The federal government hopes to take grizzly gears off of the threatened species list this year and lift the hunting ban on them. The government believes that grizzly bear populations have grown enough to sustain itself. However, many animal conservation groups claim that the population has instead plateaued, and that it’s too soon to allow hunting. Once the bears are delisted, the management of Yellowstone grizzlies will shift from federal government to state government.

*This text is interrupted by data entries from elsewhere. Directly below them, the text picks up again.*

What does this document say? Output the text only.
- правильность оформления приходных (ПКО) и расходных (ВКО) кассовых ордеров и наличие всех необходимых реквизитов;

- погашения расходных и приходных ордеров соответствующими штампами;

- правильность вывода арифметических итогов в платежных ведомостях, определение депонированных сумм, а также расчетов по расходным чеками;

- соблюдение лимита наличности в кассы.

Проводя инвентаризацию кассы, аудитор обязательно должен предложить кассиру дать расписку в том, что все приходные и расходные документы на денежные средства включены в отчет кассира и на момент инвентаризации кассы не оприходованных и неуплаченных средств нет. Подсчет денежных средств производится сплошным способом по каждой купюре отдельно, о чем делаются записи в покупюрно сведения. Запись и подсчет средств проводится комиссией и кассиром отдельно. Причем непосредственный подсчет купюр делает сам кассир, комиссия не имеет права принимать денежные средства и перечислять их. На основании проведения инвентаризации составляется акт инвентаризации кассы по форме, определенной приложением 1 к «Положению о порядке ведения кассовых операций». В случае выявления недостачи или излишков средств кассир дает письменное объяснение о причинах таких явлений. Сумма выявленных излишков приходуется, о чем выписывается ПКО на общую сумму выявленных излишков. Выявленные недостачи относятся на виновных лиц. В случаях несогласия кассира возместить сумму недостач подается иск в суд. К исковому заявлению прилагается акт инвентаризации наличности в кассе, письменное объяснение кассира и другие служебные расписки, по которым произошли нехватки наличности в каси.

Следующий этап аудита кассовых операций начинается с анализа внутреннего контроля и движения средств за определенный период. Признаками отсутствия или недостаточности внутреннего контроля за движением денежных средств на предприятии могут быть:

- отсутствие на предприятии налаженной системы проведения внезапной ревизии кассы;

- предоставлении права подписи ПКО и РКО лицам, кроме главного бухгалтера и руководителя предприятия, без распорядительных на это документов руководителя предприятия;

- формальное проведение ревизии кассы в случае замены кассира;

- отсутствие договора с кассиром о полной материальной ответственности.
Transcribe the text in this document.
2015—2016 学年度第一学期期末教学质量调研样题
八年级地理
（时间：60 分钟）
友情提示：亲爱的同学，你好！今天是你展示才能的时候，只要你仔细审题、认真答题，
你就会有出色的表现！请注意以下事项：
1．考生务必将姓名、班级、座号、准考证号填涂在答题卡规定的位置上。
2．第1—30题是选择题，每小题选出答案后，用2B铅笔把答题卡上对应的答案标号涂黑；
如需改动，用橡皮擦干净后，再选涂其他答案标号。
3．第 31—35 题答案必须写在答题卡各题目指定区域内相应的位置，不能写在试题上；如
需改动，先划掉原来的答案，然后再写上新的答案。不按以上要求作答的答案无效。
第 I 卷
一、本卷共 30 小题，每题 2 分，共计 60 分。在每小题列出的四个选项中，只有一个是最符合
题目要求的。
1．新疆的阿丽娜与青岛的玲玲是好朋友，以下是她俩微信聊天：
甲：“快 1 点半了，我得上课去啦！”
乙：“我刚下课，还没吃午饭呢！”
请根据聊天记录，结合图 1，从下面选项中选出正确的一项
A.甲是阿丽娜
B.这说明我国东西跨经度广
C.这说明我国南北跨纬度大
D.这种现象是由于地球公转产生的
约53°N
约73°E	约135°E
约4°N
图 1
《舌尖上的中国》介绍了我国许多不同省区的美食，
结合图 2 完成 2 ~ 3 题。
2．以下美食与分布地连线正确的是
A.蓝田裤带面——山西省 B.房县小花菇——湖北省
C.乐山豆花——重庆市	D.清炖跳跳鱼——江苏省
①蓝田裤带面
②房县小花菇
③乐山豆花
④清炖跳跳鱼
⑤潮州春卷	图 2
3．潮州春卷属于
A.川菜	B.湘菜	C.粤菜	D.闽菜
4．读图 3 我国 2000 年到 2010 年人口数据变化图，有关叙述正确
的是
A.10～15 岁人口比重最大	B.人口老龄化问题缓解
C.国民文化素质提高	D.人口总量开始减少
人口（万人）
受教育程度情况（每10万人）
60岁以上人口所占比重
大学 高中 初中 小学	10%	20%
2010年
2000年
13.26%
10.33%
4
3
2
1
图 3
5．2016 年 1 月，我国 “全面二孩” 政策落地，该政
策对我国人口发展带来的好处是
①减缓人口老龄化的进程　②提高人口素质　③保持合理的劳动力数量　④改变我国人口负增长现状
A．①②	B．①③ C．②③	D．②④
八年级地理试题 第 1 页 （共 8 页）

When the law was first put into place, as few as 136 bears roamed the Yellowstone National Park. At the time, grizzly bears had been hunted, trapped, and poisoned to near extinction. Many hunters and ranchers, who have strong political power in Western states, strongly advocated the delisting of grizzly bears and argue that their increasing numbers threaten humans, livestock, and other big-game animals. Environmentalists say that the grizzly bear’s recovery could falter if the government doesn’t supply protection. They have even stated that climate change will cause the key food source for the bears to decline. Sign the petition below to urge the U.S Fish and Wildlife Service to keep grizzly bears protected.
Dear Director Ashe,
The future of the grizzly bear is too uncertain to lift the hunting ban now. Climate change still poses a threat to these animals and hunters may once again drive them to near extinction. Many environmental groups have stated that the population of grizzly bears has plateaued, and it isn’t certain whether or not these bears will survive if their primary food source, whitebark pine, continues to decline. The Yellowstone grizzly bear is an isolated species that is still experiencing conflicts with people.
The Endangered Species Act has been tremendously successful in preventing the demise of grizzly bears since it was first established in 1975, and it’s important to retain those same protections until the grizzly has a stable future. In 2007, the Fish and Wildlife Service removed the grizzly bear from the threatened species list. At that time, it was also thought that the grizzly could successfully sustain itself. However, after seeing that the grizzly still couldn’t survive on its own, the decision was overturned. I fear that the same mistake is being made again. I ask that you don’t take grizzly bears off the threatened species list.